Шрифт:
— Меня Дяцюк послал. До жмыхового завода довезешь?
— А у тебя деньги есть? — выпрямляясь, спросил парень.
Александра бросила рычаг колонки, повернулась к парню спиной и полезла за пазуху.
— Эй, не надо! — тронул он ее за плечо. — Это я так, с жары одурел. Садись, довезу.
Александра поднялась на высокую приступку кабины, села на горячее брезентовое сидение.
Некоторое время ехали молча. Когда шофер притормаживал, из кузова наносило ветром сладкий запах подсолнечного жмыха.
— Вкусно у тебя пахнет.
— Вкусно. Да того жмыха осталось — кот наплакал. Завод фактически не работает.
— Голод? Неурожай?
— Говорят, так. А по мне, то все брехня. Семечкина взяли — вот в чем вопрос.
— А кто этот Семечкин?
— Ты что?! — Шофер взглянул на нее так, как будто она с луны свалилась. — Семечкин — директор. На нем все держалось и в заводе, и в поселке. Он и отца моего и меня от тюрьмы спас, а потом меня в шоферы отдал. Мы с отцом как с фронта вернулись…
— Ты был на фронте?
— А где ж я был? Ты че? Мы с папкой в одной батальонной разведке четыре года…
— Фронт? — отрывисто спросила Александра.
— Че?
— Какой фронт, спрашиваю?
— А-а, Четвертый Украинский.
— Командующий?
— Ну Петров.
— Правильно, генерал Петров. А где ты был в начале мая сорок четвертого?
— Сапун-гору штурмовал. Седьмого к вечеру мы ее взяли. Наших полегло — жуть…
— Да, дурацкий был штурм — лобовой, — жестко сказала Александра.
— Лобовой, — подтвердил парень.
— Седьмого вы взяли Сапун-гору, а девятого на рассвете мой батальон переправился через Северную бухту и захватил порт.
— Так то морячки взяли порт на фрицевских гробах — у нас про то все слыхали. Ты че мелешь? То морячки…

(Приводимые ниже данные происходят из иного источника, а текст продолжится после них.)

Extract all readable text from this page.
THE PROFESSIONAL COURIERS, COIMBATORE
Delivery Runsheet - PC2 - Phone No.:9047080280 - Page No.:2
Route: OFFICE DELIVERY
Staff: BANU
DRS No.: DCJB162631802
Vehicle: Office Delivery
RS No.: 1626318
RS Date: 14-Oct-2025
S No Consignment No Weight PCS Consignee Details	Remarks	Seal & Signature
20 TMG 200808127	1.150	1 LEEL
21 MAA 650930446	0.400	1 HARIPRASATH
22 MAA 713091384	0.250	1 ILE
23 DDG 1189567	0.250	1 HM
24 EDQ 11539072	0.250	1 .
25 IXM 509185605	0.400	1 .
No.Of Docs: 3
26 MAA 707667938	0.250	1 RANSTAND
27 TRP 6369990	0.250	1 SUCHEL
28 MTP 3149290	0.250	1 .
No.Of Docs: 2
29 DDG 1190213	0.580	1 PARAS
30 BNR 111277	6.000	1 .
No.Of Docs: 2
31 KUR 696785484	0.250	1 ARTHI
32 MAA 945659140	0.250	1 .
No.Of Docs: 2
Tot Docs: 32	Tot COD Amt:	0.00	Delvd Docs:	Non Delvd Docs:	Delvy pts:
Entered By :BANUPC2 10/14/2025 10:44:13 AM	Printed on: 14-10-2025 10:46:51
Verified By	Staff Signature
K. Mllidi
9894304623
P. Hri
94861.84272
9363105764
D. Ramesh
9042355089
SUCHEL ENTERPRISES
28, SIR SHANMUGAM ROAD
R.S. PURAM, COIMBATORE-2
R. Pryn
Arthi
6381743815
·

Александра протянула шоферу руку и представилась:
— Военфельдшер штурмового батальона морской пехоты Александра Домбровская.
— Да ты че? — Он бережно взял ее ладонь в свою лапищу, подержал недолго. — Младший сержант Петр Горюнов. — Он даже отпустил баранку и чуть не съехал с дороги в поле.
— Эе-ей! Мне еще до поселка надо доехать! — засмеялась Александра.
Солнце светило им в спину, по ходу полуторки, в кабине было прохладно, приятный ветерок обдувал их еще совсем молодые лица бывалых фронтовиков.
— А чего поля не засеяны? — спросила Александра.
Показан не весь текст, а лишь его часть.